Among the military operations conducted by the Allies to liberate Europe the bombing campaign remains the most controversial, as one of its aims was specifically to break German morale through terror bombing of Germany’s civilian population.

German conquest of most of continental Europe was accompanied with ruthless application of air power as a means of terrorizing the attacked nations into submission. Wieluń, Frampol, and Warsaw in Poland, Rotterdam in the Netherlands, London and Coventry in Britain, Beograd in Yugoslavia, or Leningrad and Stalingrad in the Soviet Union were among numerous cities and towns attacked by the dreaded Luftwaffe without distinguishing between civilian and military targets.

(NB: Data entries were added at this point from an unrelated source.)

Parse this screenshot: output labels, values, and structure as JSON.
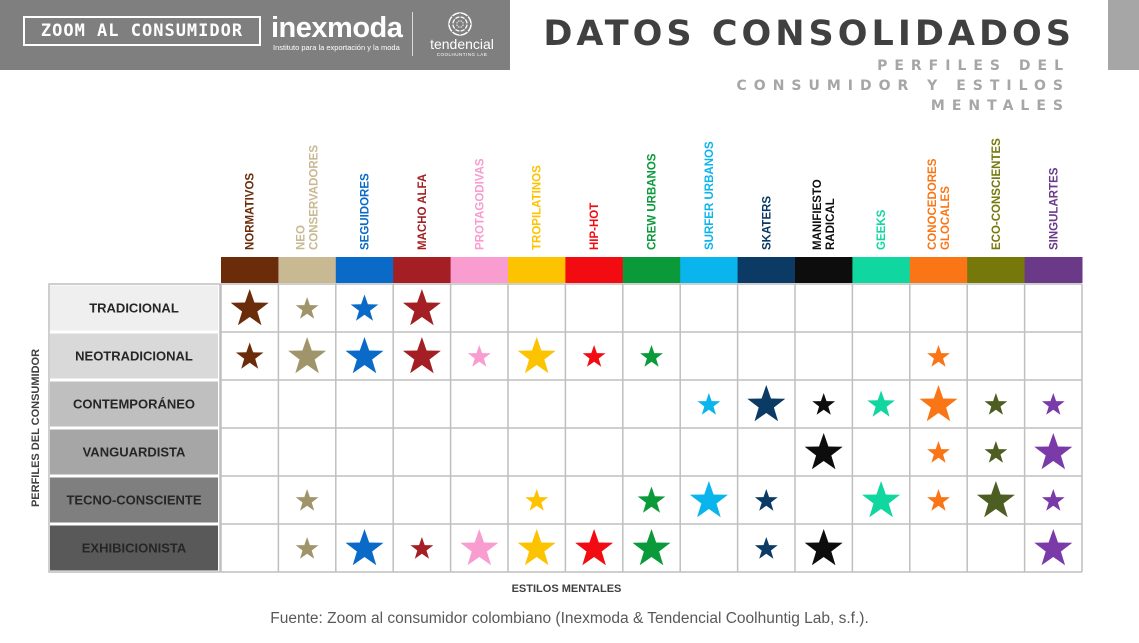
{
  "header": {
    "zoom_logo": "ZOOM AL CONSUMIDOR",
    "inexmoda_logo": "inexmoda",
    "inexmoda_tagline": "Instituto para la exportación y la moda",
    "tendencial_logo": "tendencial",
    "tendencial_tagline": "COOLHUNTING LAB",
    "title": "DATOS CONSOLIDADOS",
    "subtitle": "PERFILES DEL CONSUMIDOR Y ESTILOS MENTALES"
  },
  "chart_data": {
    "type": "table",
    "xlabel": "ESTILOS MENTALES",
    "ylabel": "PERFILES DEL CONSUMIDOR",
    "columns": [
      {
        "label": [
          "NORMATIVOS"
        ],
        "color": "#6b2c0a"
      },
      {
        "label": [
          "NEO",
          "CONSERVADORES"
        ],
        "color": "#c8b992"
      },
      {
        "label": [
          "SEGUIDORES"
        ],
        "color": "#0a6ac8"
      },
      {
        "label": [
          "MACHO ALFA"
        ],
        "color": "#a31f24"
      },
      {
        "label": [
          "PROTAGODIVAS"
        ],
        "color": "#f99ccf"
      },
      {
        "label": [
          "TROPILATINOS"
        ],
        "color": "#fdc300"
      },
      {
        "label": [
          "HIP-HOT"
        ],
        "color": "#f20c12"
      },
      {
        "label": [
          "CREW URBANOS"
        ],
        "color": "#0a9a3a"
      },
      {
        "label": [
          "SURFER URBANOS"
        ],
        "color": "#0ab4ec"
      },
      {
        "label": [
          "SKATERS"
        ],
        "color": "#0b3a64"
      },
      {
        "label": [
          "MANIFIESTO",
          "RADICAL"
        ],
        "color": "#0d0d0d"
      },
      {
        "label": [
          "GEEKS"
        ],
        "color": "#10d6a0"
      },
      {
        "label": [
          "CONOCEDORES",
          "GLOCALES"
        ],
        "color": "#fa7516"
      },
      {
        "label": [
          "ECO-CONSCIENTES"
        ],
        "color": "#76780a"
      },
      {
        "label": [
          "SINGULARTES"
        ],
        "color": "#6a3a88"
      }
    ],
    "star_colors": [
      "#6b2c0a",
      "#a0956a",
      "#0a6ac8",
      "#a31f24",
      "#f99ccf",
      "#fdc300",
      "#f20c12",
      "#0a9a3a",
      "#0ab4ec",
      "#0b3a64",
      "#0d0d0d",
      "#10d6a0",
      "#fa7516",
      "#4d5e23",
      "#7a3aa8"
    ],
    "rows": [
      {
        "label": "TRADICIONAL",
        "bg": "#efefef",
        "text": "#262626",
        "cells": [
          3,
          1,
          2,
          3,
          0,
          0,
          0,
          0,
          0,
          0,
          0,
          0,
          0,
          0,
          0
        ]
      },
      {
        "label": "NEOTRADICIONAL",
        "bg": "#d9d9d9",
        "text": "#262626",
        "cells": [
          2,
          3,
          3,
          3,
          1,
          3,
          1,
          1,
          0,
          0,
          0,
          0,
          1,
          0,
          0
        ]
      },
      {
        "label": "CONTEMPORÁNEO",
        "bg": "#bfbfbf",
        "text": "#262626",
        "cells": [
          0,
          0,
          0,
          0,
          0,
          0,
          0,
          0,
          1,
          3,
          1,
          2,
          3,
          1,
          1
        ]
      },
      {
        "label": "VANGUARDISTA",
        "bg": "#a6a6a6",
        "text": "#262626",
        "cells": [
          0,
          0,
          0,
          0,
          0,
          0,
          0,
          0,
          0,
          0,
          3,
          0,
          1,
          1,
          3
        ]
      },
      {
        "label": "TECNO-CONSCIENTE",
        "bg": "#7f7f7f",
        "text": "#262626",
        "cells": [
          0,
          1,
          0,
          0,
          0,
          1,
          0,
          2,
          3,
          1,
          0,
          3,
          1,
          3,
          1
        ]
      },
      {
        "label": "EXHIBICIONISTA",
        "bg": "#595959",
        "text": "#262626",
        "cells": [
          0,
          1,
          3,
          1,
          3,
          3,
          3,
          3,
          0,
          1,
          3,
          0,
          0,
          0,
          3
        ]
      }
    ]
  },
  "source": "Fuente: Zoom al consumidor colombiano (Inexmoda & Tendencial Coolhuntig Lab, s.f.)."
}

British Bomber Command responded in kind, steadily increasing the number of bombers taking off each night to strike at German cities. 1942 the American 8th Air Force joined in, attacking at daytime. Apart from destroying German munitions factories, railroad connections, and key military installations, the aim was to disrupt the production by forcing the workers to hide in air raid shelters, destroy their homes, and this way to break their spirit.

Although the air campaign did not manage to paralyze German war production or to break the morale of the people, it put an enormous strain on German war machine. At a huge cost in manpower and resources, massive air raid shelters and anti-aircraft emplacements were erected across Germany. Many factories were evacuated to facilities burrowed underground, mostly by prisoners of concentration camps. The Germans, unable to conduct a similar campaign due to Allied supremacy in the air, developed new so-called Vergeltungswaffen (revenge weapons) – V-1 cruise missiles and V-2 ballistic rockets, to indiscriminately attack cities in Britain and, later on, liberated cities on the Continent.